12.2.08

O Riiiiiiiildo Piracicaba...

Conheço há uns vinte e poucos anos um cara chamado Rildo. Logo que o conheci, quando entrávamos na escola armados de porretes para não sermos pegos pelos pterodáctilos do caminho, o nome dele logo evocou (na cabeça dos moleques que admitiam ouvir a rádio da Vó) um dos clááááááássicos do cancioneiro popular. "O Rio de Piracicaba", cuja gravação mais conhecidas das vovós é na voz de Sérgio Reis.

Lembrei disto quando vi o lançamento da mais nova edição do "Dicionário do Dialeto Caipiracicabano: arco, tarco, verva".

De Piracicaba se diz que é a princesa das cidades fundadas pelos caçadores de esmeraldas.
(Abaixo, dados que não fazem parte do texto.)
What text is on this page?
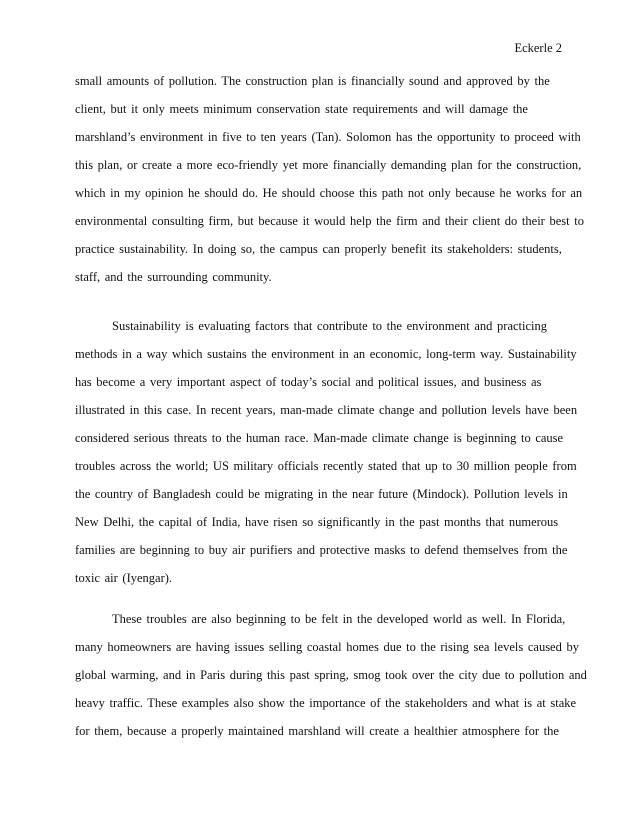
Eckerle 2
small amounts of pollution. The construction plan is financially sound and approved by the
client, but it only meets minimum conservation state requirements and will damage the
marshland’s environment in five to ten years (Tan). Solomon has the opportunity to proceed with
this plan, or create a more eco-friendly yet more financially demanding plan for the construction,
which in my opinion he should do. He should choose this path not only because he works for an
environmental consulting firm, but because it would help the firm and their client do their best to
practice sustainability. In doing so, the campus can properly benefit its stakeholders: students,
staff, and the surrounding community.
Sustainability is evaluating factors that contribute to the environment and practicing
methods in a way which sustains the environment in an economic, long-term way. Sustainability
has become a very important aspect of today’s social and political issues, and business as
illustrated in this case. In recent years, man-made climate change and pollution levels have been
considered serious threats to the human race. Man-made climate change is beginning to cause
troubles across the world; US military officials recently stated that up to 30 million people from
the country of Bangladesh could be migrating in the near future (Mindock). Pollution levels in
New Delhi, the capital of India, have risen so significantly in the past months that numerous
families are beginning to buy air purifiers and protective masks to defend themselves from the
toxic air (Iyengar).
These troubles are also beginning to be felt in the developed world as well. In Florida,
many homeowners are having issues selling coastal homes due to the rising sea levels caused by
global warming, and in Paris during this past spring, smog took over the city due to pollution and
heavy traffic. These examples also show the importance of the stakeholders and what is at stake
for them, because a properly maintained marshland will create a healthier atmosphere for the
Talvez em nenhum outro lugar do mundo exista gente tão paulista como lá. Ali está o interior em sua mais genial caracterização. Gente jovem de lá se orgulha do seu sotaque (dialeto?) pois se ele rende até dicionários, é motivo de apego, e não de vergonha.

O dicio0nário marca uma das poucas e corajosas manifestações em prol da cultura paulista. Todos sabem quem é Ariano Suassuna na exposição do centro cultural, cantam com Caetano "Sampa" e com Gil "Punk da periferia", comem pão de queijo no centro e lutam pela preservação dos costumes dos habitantes do Xingu. Mas quem além dos piracicabanos lembra de preservar a cultura paulista? Existe folclore na cidade mais grandiosa abaixo do equador. Existe Mito no litoral empesteado de turistas do sul do estado. Mas quando vemos a festa do dia do folclore das escolas, vemos cordel, boi caprichoso e garantido, Bombachas, chimarrão e cobra-grande, mas não vemos nada do folclore de São Paulo!
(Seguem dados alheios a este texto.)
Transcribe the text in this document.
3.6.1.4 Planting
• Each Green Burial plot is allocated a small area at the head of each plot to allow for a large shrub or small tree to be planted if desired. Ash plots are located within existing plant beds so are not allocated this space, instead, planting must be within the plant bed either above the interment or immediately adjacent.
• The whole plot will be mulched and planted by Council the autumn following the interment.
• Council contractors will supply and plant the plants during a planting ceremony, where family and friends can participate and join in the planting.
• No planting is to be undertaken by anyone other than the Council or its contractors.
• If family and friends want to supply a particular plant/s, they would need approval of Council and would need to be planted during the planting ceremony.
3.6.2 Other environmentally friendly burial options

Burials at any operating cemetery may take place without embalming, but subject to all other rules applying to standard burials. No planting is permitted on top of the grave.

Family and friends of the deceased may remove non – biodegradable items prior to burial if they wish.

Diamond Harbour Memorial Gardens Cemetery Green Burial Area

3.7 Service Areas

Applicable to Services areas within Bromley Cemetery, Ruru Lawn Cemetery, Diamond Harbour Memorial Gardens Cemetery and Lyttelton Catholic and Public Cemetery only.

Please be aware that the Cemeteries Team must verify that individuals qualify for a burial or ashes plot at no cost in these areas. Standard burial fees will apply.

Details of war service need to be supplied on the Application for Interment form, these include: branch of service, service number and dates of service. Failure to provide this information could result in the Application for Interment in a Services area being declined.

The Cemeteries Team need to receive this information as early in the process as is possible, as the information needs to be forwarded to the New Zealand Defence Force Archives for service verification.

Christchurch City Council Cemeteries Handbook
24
Alguns milhares de anos atrás, um paulista resolveu reagir a tudo isto. Conscientemente ou não, Monteiro Lobato resolveu colocar em livros parte das histórias que escutava quando criança. Mas dali, não apenas parte da rica herança cultural do povo herdeiro dos bandeirantes foi salva, mas foi igualmente misturada a referências européias, clássicas, dos contos de fada dos irmãos Grimm e de Esopo.
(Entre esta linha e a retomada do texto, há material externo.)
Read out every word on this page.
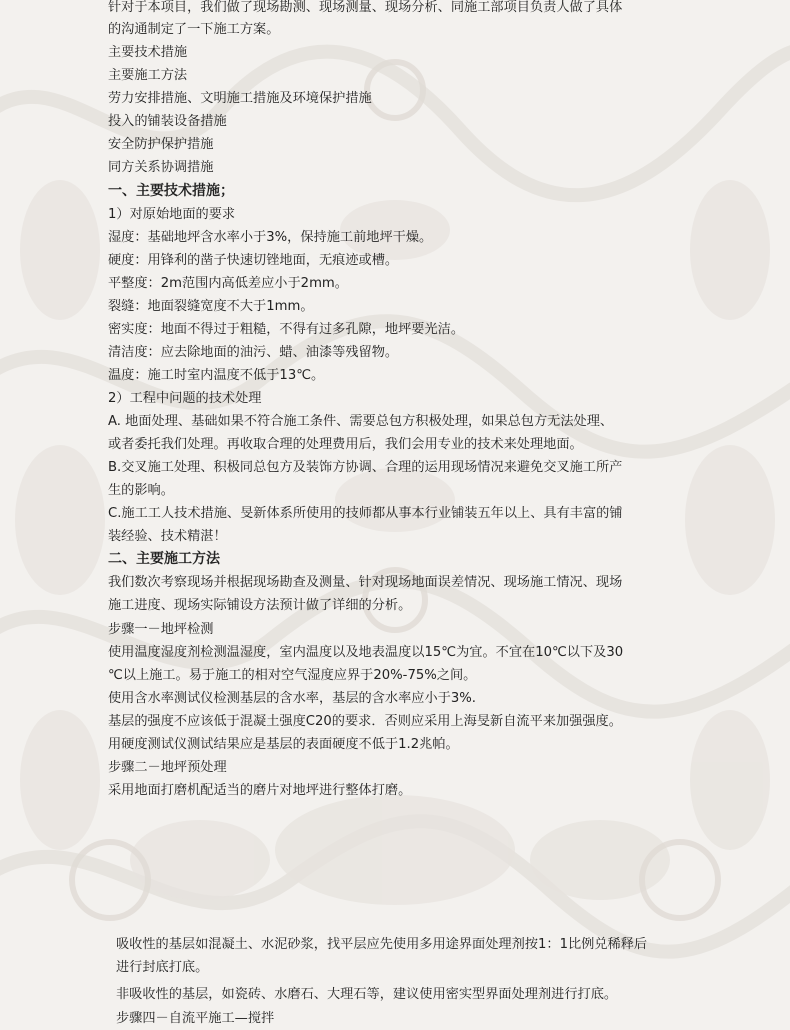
针对于本项目，我们做了现场勘测、现场测量、现场分析、同施工部项目负责人做了具体
的沟通制定了一下施工方案。
主要技术措施
主要施工方法
劳力安排措施、文明施工措施及环境保护措施
投入的铺装设备措施
安全防护保护措施
同方关系协调措施
一、主要技术措施；
1）对原始地面的要求
湿度：基础地坪含水率小于3%，保持施工前地坪干燥。
硬度：用锋利的凿子快速切锉地面，无痕迹或槽。
平整度：2m范围内高低差应小于2mm。
裂缝：地面裂缝宽度不大于1mm。
密实度：地面不得过于粗糙，不得有过多孔隙，地坪要光洁。
清洁度：应去除地面的油污、蜡、油漆等残留物。
温度：施工时室内温度不低于13℃。
2）工程中问题的技术处理
A. 地面处理、基础如果不符合施工条件、需要总包方积极处理，如果总包方无法处理、
或者委托我们处理。再收取合理的处理费用后，我们会用专业的技术来处理地面。
B.交叉施工处理、积极同总包方及装饰方协调、合理的运用现场情况来避免交叉施工所产
生的影响。
C.施工工人技术措施、旻新体系所使用的技师都从事本行业铺装五年以上、具有丰富的铺
装经验、技术精湛！
二、主要施工方法
我们数次考察现场并根据现场勘查及测量、针对现场地面误差情况、现场施工情况、现场
施工进度、现场实际铺设方法预计做了详细的分析。
步骤一－地坪检测
使用温度湿度剂检测温湿度，室内温度以及地表温度以15℃为宜。不宜在10℃以下及30
℃以上施工。易于施工的相对空气湿度应界于20%-75%之间。
使用含水率测试仪检测基层的含水率，基层的含水率应小于3%.
基层的强度不应该低于混凝土强度C20的要求．否则应采用上海旻新自流平来加强强度。
用硬度测试仪测试结果应是基层的表面硬度不低于1.2兆帕。
步骤二－地坪预处理
采用地面打磨机配适当的磨片对地坪进行整体打磨。
吸收性的基层如混凝土、水泥砂浆，找平层应先使用多用途界面处理剂按1：1比例兑稀释后
进行封底打底。
非吸收性的基层，如瓷砖、水磨石、大理石等，建议使用密实型界面处理剂进行打底。
步骤四－自流平施工—搅拌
O paulista, e em especial o paulistano, resolveu que com o café, a indústria e a modernização não poderia ser caipira. Guardou seu sotaque e sua arte atrás dos sonhos dos imigrantes, escondeu suas crendices e seus mitos no cofre de suas indústrias e sua exoticidade e extravagâncias nos ares cosmopolitas da avenida Paulista.

Mas quem busca a forma e o conteúdo de si não pode esquecer-se das raízes indígenas plantadas pelos desbravadores na crença daquele povo. Longe dos mitos medievais que permearam as enormes levas de imaginação dos homens que colonizavam o norte e nordeste do país, o bandeirante tinha sua cultura muito mais invadida pelas lendas dos Tupis e dos Guaranis. O folclore da banda de baixo do país é de certa forma mais brasileiro neste aspecto. Enquanto cangaceiros eram os novos cavaleiros, os bandeirantes eram pajés, xamãs, em mergulho no ventre da Matre-Brasilis.

Há centros de cultura gaúcha no Acre. De cultura nordestina até na Irlanda. De estudos do caboclo matogrossence. E não há ninguém pensando no vasto e alijado repertório caipira do estado mais plural do país. Mas sim, usando desta pluralidade para afogar o centro onde esta pluralidade pode se manifestar.

Não é por bairrismo ou afronta, mas quem luta para não esquecerem dos povos, cantigas, lendas, monstros e temores arcaicos, brincadeiras de rua e roda, superstições e palavreados daqui merece um nobre prêmio de consolação. Merece ser chamado de brasileiro.